Figures from the broker Winterflood to 29 July show that 36 announcements have been made by trusts, explaining that they will either cut, suspend or end income payments to shareholders. But the news is not as bad as it appears.

First, 36 is a low figure compared with the number of investment trusts that pay dividends. Association of Investment Companies (AIC) data from last May showed that 249 investment companies were paying income. Therefore, the number of dividend cuts or suspensions by trusts equates to around 15% of those that pay dividends.

Second, looking under the bonnet of the investment trusts that have curtailed dividends, most invest in property or have a specialist focus.

A total of 16 property trusts have cut or suspended their dividends, among them BMO Commercial Property (LSE:BCPT) and Ediston Property (LSE:EPIC), two of six companies that pay a monthly dividend. BMO Commercial Property has suspended payouts, while Ediston Property has reduced its monthly dividend by 30%.

Of the other four companies that previously paid on a monthly basis: Fair Oaks Income (LSE:FAIR) and SQN Asset Finance Income have also dropped their monthly payments, while SQN Secured Income Fund announced in mid-June that it is undergoing a managed wind-down, which will result in cash being returned to shareholders.

This leaves TwentyFour Select Monthly Income (LSE:SMIF) as the current sole monthly income option for investment trust investors. It is still targeting a dividend of at least 6% per annum, payable monthly, and a net total return of 8-10% per annum.

Several real estate investment trusts have also taken action, including Alternative Income (LSE:AIRE)Custodian (LSE:CREI), Drum Income Plus (LSE:DRIP), LXi (LSE:LXI), Regional (LSE:RGL), PRS (LSE:PRSR) , Tritax Big Box (LSE:BBOX) and UK Commercial Property (LSE:UKCM). Empty office space and the closure of high streets during lockdown have made rent collection by property trusts particularly challenging. Many have opted to cut their dividends until conditions improve.
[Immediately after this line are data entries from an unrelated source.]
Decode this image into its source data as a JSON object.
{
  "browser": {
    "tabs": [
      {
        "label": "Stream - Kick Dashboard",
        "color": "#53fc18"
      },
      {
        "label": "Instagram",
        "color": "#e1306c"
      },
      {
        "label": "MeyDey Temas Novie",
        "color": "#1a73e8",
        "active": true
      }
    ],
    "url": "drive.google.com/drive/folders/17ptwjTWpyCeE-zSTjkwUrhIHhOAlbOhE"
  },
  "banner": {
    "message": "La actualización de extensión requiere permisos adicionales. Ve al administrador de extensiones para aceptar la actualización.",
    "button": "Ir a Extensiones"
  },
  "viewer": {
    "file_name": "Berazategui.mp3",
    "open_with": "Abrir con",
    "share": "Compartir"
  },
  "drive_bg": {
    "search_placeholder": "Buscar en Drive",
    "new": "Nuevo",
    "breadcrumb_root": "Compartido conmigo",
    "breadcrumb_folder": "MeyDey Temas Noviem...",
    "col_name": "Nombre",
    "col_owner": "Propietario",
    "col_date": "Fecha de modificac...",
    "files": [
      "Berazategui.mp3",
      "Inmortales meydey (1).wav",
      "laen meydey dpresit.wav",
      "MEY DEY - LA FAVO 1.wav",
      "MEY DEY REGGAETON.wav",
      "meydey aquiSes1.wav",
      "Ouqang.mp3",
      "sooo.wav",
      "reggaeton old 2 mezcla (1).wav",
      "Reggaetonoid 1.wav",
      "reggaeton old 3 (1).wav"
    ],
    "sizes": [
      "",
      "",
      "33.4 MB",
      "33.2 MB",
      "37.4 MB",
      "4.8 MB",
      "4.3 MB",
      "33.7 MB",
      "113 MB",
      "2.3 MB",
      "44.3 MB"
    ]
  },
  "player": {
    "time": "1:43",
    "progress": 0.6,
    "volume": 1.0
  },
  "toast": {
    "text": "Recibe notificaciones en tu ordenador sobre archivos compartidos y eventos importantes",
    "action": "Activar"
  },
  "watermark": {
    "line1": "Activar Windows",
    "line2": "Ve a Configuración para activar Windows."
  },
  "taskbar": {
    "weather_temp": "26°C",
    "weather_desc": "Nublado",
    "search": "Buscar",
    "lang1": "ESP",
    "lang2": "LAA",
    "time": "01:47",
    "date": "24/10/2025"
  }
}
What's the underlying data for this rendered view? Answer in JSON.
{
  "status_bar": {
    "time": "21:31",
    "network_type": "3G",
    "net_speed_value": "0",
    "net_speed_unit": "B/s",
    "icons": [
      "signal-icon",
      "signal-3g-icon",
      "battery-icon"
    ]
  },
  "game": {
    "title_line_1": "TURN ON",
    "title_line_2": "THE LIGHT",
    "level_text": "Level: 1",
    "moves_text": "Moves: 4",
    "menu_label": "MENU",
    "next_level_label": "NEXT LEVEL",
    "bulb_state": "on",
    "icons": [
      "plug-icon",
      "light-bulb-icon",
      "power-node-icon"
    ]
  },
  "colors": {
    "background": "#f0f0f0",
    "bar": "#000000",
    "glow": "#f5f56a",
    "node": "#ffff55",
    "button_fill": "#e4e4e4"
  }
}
Outside property trusts, the second-biggest sector to see a notable volume of dividend changes is debt. These investment companies invest in opaque instruments, such as asset-backed secured loans and collateralised loan obligations, as well as direct lending/peer-to-peer.

Nine trusts have reduced or cancelled dividend payments, including Fair Oaks Income (LSE:FAIR) and UK Mortgages (LSE:UKML).

Next, with three dividend cuts, is an equally specialist sector: leasing. The trusts that have taken action are Amedeo Air Four Plus (LSE:AA4), DP Aircraft I (LSE:DPA), and SQN Asset Finance Income. The latter leases and loans assets to small- and medium-sized businesses, while Amedeo Air Four Plus and DP Aircraft I acquire, lease and sell aircraft.

Of the remaining trusts to have made changes to dividends, five are split across various sectors: Tetragon Financial Group (LSE:TFG) (flexible investment), Princess Private Equity (LSE:PEY)  (private equity), HICL Infrastructure (LSE:HICL) (infrastructure), GCP Infrastructure (LSE:GCP) (infrastructure), and Polar Capital Global Healthcare (LSE:PCGH) (specialist equity).

The other three that have taken action all invest in UK equities. They are British & American (LSE:BAF)Invesco Perpetual UK Smaller Companies (LSE:IPU), and Troy Income & Growth (LSE:TIGT).

The key reason why only three UK equity trusts have so far taken action on their dividends is to do with the investment trust structure, which allows trusts to put 15% of income generated each year into a revenue reserve. In challenging times such as these, when scores of UK companies have cut dividends, such reserves can be drawn on to maintain or even increase the level of income paid to shareholders.

Broker Investec Securities found that 17 UK equity income trusts it analysed at the end of March were in a position to continue paying a progressive dividend in 2020, against a backdrop of a 30% cut in dividends in the UK market as a whole.